Doch die Kosten in der MotoGP-WM stiegen immer höher, deshalb verbündete sich Gresini zum Beispiel für 2011 näher mit HRC, auch weil dort Simoncelli hoch im Kurs stand. Nach dessen Tod ließen die Japaner Gresini nicht im Stich, sie vermittelten ihm Álvaro Bautista als neuen Nr.-1-Fahrer und lieferten das konzerneigene Showa- und Nissin-Material kostenlos, allein für die Verwendung der Suspension-Marke Showa gab es 250.000 Euro obendrauf.

Die Tabakfirmen waren wegen des Werbeverbots längst aus der WM ausgestiegen, vielfach übernahmen neue Energy Drink-Hersteller die Finanzierung der Top-Teams.

Gresini ließ sich mit der dubiosen Natural-Drink-Firma Go&Fun ein, die jedoch für die Saison 2015 überraschend den Rückzug erklärte.

Also verbündete sich Gresini notgedrungen mit Aprilia Racing, dieses Joint Venture geht 2021 ins siebte und letzte Jahr. Die Verbindung mit Honda in der «premier class» ging deshalb nach 18 erfolgreichen Jahren zu Ende. Doch Gresini hielt die «connection» über die Moto3-Klasse aufrecht, in der Jorge Martin 2018 in seinem Rennstall überragender Weltmeister wurde.
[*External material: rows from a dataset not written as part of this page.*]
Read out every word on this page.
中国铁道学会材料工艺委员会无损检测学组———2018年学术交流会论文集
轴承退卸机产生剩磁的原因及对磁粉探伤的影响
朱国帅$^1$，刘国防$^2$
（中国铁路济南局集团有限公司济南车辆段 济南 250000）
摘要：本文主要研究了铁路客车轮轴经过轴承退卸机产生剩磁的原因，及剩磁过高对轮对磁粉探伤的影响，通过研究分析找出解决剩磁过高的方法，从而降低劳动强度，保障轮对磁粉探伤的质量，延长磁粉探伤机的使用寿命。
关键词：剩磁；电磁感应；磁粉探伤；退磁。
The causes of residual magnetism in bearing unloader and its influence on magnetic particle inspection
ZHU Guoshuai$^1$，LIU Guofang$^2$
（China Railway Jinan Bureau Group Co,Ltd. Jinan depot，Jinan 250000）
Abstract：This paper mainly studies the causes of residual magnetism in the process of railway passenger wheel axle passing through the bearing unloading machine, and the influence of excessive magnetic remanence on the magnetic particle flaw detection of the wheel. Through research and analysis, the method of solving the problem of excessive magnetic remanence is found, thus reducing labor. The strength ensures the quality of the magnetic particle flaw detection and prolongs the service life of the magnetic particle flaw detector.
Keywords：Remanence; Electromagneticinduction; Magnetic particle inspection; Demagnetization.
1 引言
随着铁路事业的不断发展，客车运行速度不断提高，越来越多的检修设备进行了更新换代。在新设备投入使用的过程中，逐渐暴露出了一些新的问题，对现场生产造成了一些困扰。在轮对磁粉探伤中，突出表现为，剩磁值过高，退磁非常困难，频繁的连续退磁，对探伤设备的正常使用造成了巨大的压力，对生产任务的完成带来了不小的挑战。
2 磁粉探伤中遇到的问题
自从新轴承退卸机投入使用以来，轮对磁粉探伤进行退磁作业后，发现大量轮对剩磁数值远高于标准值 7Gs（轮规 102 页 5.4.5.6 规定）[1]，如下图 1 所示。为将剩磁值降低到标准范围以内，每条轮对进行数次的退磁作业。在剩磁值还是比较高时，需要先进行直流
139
Gresini MotoGP: Bisher kein Partner für 2022

Aprilia Racing bekommt für die nächsten fünf Jahre von der Dorna zwei eigene MotoGP-Fahrerplätze. Gresini muss das Budget also erstmals seit 2014 wieder selbst finanzieren, es geht um ca. 6 bis 10 Millionen. Er hat bei der Dorna im Dezember für sein Kundenteam einen neuen Fünf-Jahres-Vertrag für die MotoGP-WM bis Ende 2026 unterschrieben.

Bereits im November 2020 hat Fausto Gresini klar gemacht, dass er nach 2021 kein Kundenteam für Aprilia bilden wird, weil die Motorräder nicht konkurrenzfähig genug sind. Sein Plan: Er wollte das erste Kundenteam von Suzuki in der MotoGP-WM betreiben.

Aber der Wettbewerb um die siegreichen GSX-RR ist hart, denn auch Rossis Sky VR46-Mannschaft, Petronas SRT und sogar Pramac-Chef Paolo Campinoti wollen sich die Vorstellungen von Suzuki anhören. Nur die Deals von Tech3 mit KTM und LCR mit Honda sind bisher fixiert.

Ob das MotoGP-Team von Gresini in der Coronakrise für 2022 finanziert werden kann, lässt sich momentan nicht beantworten. Wenn es mit Suzuki nicht klappt, könnten gebrauchte MotoGP-Bikes von Ducati oder KTM beschafft werden.

Im schlimmsten Fall muss Gresini Racing die beiden kostbaren Teamplätze an einen neuen finanzstarken Interessenten aus der Moto2 oder Superbike-WM übergeben, so wie Jorge Martinez seine beiden Plätze nach der Saison 2018 an Petronas-SRT abgetreten hat.

Bisher ist nur bekannt, dass Leopard Racing nach drei Titelgewinnen in der Moto3 mit Danny Kent 2015, Joan Mir 2017 und Dalla Porta 2019 MotoGP-Pläne hegt. Leopard war schon an den Plätzen von Forward 2015 und im Vorjahr an der Übernahme von Esponsorama Avintia interessiert.

Die Dorna könnte die beiden Plätzen aber auch wieder einkassieren wie bei Marc VDS nach 2018 und weiter mit 22 Piloten und elf Teams antreten.

Denn eines Tages könnte ein neues Werk vorstellig werden – zum Beispiel BMW, Kawasaki, Triumph oder MV Agusta.